Eppure, pensandoci, proprio noi italiani, analfabeti di ritorno, siamo figli di una delle religioni chiamate religioni del libro, nelle quali la scrittura ha sempre avuto un valore fondamentale, sacro, perché ha permesso di fissare e tramandare la parola di Dio. Non so a voi, ma a me fa abbastanza impressione quando penso che nella Bibbia - "ta Biblia": i libri, semplicemente - si racconta che Dio crea il mondo con la parola (è egli stesso parola, dice Giovanni), dà all'uomo il potere di dare un nome alle cose e, persino, si prende la briga di incidere di suo pugno sulla pietra i comandamenti.
Mi pare fosse Tolkien che affermava che l'uomo, inventando e scrivendo storie, infondo, continua l'opera creatrice di Dio.
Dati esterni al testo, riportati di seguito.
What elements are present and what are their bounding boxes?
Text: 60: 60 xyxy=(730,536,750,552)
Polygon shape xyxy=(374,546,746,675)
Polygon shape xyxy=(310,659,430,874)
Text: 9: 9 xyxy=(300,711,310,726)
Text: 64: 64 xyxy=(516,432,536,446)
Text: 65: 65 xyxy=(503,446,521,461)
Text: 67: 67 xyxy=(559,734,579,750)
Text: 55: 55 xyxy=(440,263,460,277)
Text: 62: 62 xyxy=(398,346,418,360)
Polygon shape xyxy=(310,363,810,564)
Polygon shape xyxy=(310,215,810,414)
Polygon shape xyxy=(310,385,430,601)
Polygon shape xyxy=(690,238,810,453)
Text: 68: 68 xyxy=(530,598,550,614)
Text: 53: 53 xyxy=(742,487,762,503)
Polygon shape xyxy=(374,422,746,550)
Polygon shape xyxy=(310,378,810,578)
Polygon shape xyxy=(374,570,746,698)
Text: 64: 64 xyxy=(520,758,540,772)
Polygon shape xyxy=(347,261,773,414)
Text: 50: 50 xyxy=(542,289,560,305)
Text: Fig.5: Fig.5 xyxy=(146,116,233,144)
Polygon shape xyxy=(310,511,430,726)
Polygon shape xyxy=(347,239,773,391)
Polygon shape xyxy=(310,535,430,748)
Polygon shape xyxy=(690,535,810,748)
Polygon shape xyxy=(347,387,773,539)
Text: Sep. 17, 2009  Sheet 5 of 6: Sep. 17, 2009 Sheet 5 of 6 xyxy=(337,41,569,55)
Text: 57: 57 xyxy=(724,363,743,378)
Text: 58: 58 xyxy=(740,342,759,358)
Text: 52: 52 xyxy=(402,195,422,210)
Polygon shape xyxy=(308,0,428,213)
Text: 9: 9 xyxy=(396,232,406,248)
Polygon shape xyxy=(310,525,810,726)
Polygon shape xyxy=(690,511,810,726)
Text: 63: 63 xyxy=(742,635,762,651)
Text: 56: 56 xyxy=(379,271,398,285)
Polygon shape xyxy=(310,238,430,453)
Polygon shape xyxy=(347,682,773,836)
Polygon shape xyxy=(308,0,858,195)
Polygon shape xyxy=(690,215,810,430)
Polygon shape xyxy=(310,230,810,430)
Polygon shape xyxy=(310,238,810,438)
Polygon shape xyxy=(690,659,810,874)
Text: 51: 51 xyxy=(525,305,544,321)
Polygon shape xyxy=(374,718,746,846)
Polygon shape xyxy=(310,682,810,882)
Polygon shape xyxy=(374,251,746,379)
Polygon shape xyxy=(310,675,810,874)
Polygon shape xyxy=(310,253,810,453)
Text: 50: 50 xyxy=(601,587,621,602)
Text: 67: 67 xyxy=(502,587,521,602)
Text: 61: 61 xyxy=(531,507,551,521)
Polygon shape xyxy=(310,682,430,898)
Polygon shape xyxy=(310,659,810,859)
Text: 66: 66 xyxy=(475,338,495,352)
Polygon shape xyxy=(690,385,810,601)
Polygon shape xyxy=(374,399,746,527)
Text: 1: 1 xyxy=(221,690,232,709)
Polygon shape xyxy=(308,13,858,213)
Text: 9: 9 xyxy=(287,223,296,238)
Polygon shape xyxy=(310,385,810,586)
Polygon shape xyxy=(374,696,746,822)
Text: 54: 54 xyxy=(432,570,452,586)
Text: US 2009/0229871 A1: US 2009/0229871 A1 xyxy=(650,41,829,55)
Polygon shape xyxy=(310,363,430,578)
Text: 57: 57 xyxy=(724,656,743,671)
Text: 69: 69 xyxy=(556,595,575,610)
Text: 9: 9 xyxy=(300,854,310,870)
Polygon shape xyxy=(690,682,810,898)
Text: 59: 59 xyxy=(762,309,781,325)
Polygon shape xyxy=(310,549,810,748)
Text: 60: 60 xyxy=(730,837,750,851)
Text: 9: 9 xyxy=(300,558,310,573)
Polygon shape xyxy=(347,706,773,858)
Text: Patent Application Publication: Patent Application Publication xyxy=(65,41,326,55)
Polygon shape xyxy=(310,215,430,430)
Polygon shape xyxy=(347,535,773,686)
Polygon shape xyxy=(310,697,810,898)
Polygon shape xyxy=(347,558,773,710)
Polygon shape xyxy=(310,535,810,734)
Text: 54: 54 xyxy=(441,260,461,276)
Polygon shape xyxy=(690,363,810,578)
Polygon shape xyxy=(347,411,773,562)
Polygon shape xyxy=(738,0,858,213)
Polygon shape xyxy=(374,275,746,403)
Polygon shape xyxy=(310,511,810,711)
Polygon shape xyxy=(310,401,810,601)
Ora, capisco che è difficile pensare a tutto questo mentre si scrivono dieci righe di resoconto sulla sagra della torta fritta a Vattelapesca, o si sintetizza un'ordinanza comunale, però avere almeno ogni tanto un brividino lungo la schiena, un sussulto di dignità, farebbe a tanti mestieranti delle (profane) scritture, un gran bene.
Basta adesso, se no rischio un fulmine per le probabili eresie e un cazziatone da voi per avervi annoiate a morte. Scusate!